AKBP Soegijoto menjelaskan bahwa tiang bendera harus dibuat dengan material berkualitas. Berikut tabel perbandingan jenis tiang yang disarankan:

Jenis MaterialKelebihanKekurangan
Kayu (dibubut & dicat)Tahan cuaca, tampilan estetisMembutuhkan perawatan rutin
Besi HollowKuat dan tahan lamaHarga relatif mahal
AlumuniumRingan dan anti karatRawan terdistorsi angin kencang

Briptu Rama Asna menekankan bahwa bendera harus dikibarkan hanya pada siang hari (07.00-18.00 WIB) dan diturunkan saat malam. Ia juga menegaskan:

  • Boleh dikibarkan setiap hari, tetapi TIDAK di hari Sabtu, Minggu, atau hari libur nasional kecuali dalam upacara khusus
  • Wajib dikibarkan di instansi pemerintah, sekolah, dan tempat umum
  • Hanya boleh dikibarkan di satu tiang tanpa hiasan tambahan

Perbedaan Filosofis: Sang Merah Putih vs Sang Saka Merah Putih

Salah satu fakta menarik yang ditegaskan adalah perbedaan istilah. Sang Merah Putih merujuk pada bendera nasional yang berlaku hingga kini, sementara Sang Saka Merah Putih adalah bendera pusaka proklamasi 1945 yang dipajang di Museum Gedung Merdeka, Jakarta. Penyebutan yang salah sering terjadi karena kurangnya edukasi historis.

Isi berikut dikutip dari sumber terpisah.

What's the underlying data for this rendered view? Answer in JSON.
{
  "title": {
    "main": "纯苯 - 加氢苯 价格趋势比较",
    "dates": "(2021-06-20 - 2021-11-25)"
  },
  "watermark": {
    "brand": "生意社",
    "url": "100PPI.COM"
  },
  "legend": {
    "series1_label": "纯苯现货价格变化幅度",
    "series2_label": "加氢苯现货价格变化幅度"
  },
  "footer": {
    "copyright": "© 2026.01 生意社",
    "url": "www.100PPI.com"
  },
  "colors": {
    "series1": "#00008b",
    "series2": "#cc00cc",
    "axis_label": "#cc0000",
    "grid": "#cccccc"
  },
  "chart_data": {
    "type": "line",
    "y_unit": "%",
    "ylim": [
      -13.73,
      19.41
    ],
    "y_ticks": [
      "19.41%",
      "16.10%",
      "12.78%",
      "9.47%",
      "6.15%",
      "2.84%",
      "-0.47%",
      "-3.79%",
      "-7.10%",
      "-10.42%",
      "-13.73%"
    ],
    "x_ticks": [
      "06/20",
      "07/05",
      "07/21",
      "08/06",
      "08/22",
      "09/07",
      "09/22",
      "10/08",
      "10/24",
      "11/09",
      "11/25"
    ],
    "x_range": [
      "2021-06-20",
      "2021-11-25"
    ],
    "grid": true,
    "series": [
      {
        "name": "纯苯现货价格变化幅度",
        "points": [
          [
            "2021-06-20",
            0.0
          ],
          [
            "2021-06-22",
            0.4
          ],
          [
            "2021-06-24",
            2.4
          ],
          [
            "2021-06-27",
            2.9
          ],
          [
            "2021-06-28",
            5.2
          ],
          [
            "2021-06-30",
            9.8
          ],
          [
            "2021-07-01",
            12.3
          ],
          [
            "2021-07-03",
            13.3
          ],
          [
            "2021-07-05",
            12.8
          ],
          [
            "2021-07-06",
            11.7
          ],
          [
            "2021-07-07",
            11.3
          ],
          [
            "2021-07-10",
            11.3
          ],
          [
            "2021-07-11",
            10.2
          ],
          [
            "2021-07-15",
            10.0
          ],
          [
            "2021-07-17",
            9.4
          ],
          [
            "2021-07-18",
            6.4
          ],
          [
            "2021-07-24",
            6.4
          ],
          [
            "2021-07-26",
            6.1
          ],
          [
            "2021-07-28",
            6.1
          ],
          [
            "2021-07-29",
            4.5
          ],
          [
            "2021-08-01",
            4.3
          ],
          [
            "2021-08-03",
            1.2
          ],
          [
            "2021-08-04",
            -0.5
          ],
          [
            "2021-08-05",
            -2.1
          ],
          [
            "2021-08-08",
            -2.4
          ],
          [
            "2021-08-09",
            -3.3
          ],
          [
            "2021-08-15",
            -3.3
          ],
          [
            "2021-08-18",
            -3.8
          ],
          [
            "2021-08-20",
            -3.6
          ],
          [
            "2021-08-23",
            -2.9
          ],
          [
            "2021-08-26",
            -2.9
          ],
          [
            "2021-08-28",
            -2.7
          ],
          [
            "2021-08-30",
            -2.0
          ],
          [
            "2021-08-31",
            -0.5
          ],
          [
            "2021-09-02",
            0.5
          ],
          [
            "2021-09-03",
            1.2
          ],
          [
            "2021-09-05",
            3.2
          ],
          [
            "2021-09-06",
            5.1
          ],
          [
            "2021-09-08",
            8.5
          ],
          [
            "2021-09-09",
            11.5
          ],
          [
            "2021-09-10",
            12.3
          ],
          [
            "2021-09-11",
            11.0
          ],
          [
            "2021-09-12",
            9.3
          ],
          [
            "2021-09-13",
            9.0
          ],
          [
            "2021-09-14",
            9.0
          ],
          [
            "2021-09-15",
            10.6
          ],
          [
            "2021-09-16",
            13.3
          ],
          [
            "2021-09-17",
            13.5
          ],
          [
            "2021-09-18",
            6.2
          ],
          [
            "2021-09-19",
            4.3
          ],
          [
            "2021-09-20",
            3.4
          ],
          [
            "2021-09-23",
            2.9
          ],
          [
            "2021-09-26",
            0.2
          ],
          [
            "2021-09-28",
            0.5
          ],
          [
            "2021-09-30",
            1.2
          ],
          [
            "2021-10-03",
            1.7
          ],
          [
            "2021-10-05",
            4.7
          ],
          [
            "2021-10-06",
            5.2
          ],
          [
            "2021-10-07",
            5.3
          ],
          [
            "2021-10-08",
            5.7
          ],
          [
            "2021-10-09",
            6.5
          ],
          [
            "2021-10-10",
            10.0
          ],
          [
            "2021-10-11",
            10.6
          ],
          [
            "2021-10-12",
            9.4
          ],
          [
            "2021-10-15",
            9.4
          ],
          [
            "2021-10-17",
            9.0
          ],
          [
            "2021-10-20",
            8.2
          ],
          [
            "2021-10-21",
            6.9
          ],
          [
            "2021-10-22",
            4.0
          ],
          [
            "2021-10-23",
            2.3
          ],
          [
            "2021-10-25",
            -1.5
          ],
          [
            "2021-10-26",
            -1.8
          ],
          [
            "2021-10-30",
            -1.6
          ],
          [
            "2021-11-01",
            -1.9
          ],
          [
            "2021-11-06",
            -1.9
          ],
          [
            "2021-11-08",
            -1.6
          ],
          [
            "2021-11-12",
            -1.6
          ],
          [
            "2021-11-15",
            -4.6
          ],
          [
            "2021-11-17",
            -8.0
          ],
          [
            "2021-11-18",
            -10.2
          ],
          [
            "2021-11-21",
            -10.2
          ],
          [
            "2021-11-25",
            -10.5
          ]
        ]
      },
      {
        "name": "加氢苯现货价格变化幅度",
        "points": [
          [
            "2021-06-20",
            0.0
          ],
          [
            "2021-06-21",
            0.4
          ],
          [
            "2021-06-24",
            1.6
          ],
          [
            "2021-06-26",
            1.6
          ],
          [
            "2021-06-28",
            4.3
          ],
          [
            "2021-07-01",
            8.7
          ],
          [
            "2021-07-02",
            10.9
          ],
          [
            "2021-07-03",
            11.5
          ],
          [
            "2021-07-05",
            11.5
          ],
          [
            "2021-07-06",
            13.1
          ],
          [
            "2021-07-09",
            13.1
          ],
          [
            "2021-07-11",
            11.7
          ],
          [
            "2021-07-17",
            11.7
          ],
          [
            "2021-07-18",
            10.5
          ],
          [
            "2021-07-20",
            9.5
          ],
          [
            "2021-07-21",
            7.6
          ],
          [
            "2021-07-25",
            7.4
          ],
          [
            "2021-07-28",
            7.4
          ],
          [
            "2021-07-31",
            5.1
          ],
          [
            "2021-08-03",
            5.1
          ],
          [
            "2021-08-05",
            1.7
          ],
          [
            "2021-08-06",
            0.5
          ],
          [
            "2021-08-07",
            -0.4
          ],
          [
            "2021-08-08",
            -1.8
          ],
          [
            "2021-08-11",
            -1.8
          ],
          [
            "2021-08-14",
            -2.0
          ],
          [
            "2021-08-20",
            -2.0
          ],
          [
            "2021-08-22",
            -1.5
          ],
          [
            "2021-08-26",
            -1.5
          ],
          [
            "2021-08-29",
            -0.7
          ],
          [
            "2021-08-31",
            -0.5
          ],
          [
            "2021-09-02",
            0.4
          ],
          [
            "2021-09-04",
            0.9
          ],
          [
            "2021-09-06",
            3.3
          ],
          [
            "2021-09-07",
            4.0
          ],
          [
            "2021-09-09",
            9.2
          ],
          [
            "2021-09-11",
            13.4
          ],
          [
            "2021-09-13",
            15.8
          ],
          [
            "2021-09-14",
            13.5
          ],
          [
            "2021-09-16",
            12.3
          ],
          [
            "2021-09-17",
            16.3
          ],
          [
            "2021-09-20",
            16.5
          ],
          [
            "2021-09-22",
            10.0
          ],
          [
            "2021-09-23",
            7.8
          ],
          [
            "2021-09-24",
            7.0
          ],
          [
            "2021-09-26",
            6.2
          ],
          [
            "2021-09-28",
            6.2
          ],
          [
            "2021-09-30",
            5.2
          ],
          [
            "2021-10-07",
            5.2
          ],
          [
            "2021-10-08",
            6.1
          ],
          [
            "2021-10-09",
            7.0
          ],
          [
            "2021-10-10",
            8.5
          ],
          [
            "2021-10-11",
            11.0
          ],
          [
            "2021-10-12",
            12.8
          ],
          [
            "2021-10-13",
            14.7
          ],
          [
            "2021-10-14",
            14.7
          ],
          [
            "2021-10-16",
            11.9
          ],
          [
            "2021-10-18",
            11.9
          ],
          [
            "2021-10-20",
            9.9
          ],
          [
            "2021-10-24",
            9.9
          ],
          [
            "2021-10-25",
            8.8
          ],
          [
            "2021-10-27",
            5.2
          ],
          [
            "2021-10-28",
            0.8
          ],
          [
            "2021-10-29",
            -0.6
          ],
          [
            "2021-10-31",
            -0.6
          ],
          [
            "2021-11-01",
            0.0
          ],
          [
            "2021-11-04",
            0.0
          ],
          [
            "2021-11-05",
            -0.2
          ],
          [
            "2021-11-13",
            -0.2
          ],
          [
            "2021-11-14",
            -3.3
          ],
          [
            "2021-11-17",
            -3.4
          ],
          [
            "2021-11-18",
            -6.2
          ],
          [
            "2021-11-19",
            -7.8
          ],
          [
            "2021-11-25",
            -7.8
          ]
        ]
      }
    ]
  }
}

Edukasi untuk Mencegah Penyalahgunaan Narkoba

Ika Rahani Rosyidah menyampaikan pesan penting dari BNN Jatim. Berikut kronologi kebijakan yang diambil:

  1. 2019: Kampanye “Merdeka dari Narkoba” di 17 kota
  2. 2022: Penyuluhan di 3.200 sekolah melalui program Gerakan Anti Narkoba Generasi Muda
  3. 2025: Penyuluhan khusus di 500 desa binaan BNN

Analisis Dampak dan Tantangan

Kurangnya kesadaran masyarakat tentang aturan bendera menimbulkan beberapa dampak negatif:

  • Penurunan kualitas bendera akibat penggunaan yang tidak tepat
  • Risiko kesan tidak serius terhadap simbol kemerdekaan
  • Biaya penggantian bendera yang meningkat setiap tahun

Di sisi lain, edukasi yang intensif dapat menghasilkan:

  • Peningkatan rasa nasionalisme generasi muda
  • Konsistensi dalam penghormatan terhadap simbol negara
  • Reputasi Indonesia sebagai bangsa yang menjaga martabat sejarah

Rekomendasi Kebijakan

Dialog ini menghasilkan 5 rekomendasi utama:

  1. RRI Surabaya diminta membuat panduan visual langkah demi langkah pemasangan bendera
  2. Polda Jatim harus melakukan patroli rutin untuk memantau pelaksanaan aturan
  3. BNN Jatim dianjurkan mengembangkan program kreatif untuk menggantikan kebiasaan negatif
  4. Pemerintah daerah diminta menyediakan bendera standar untuk masyarakat miskin
  5. Sekolah wajib menyelenggarakan pelatihan pemasangan bendera setiap semester

Upaya kolaboratif ini akan berkontribusi pada terciptanya semangat nasionalisme yang konsisten, memastikan bahwa setiap warga negara memahami bahwa Bendera Sang Merah Putih bukan hanya simbol, tetapi juga tanggung jawab bersama untuk dijaga dengan penuh rasa hormat.

Artikel ini dipublikasikan oleh Plat Merah.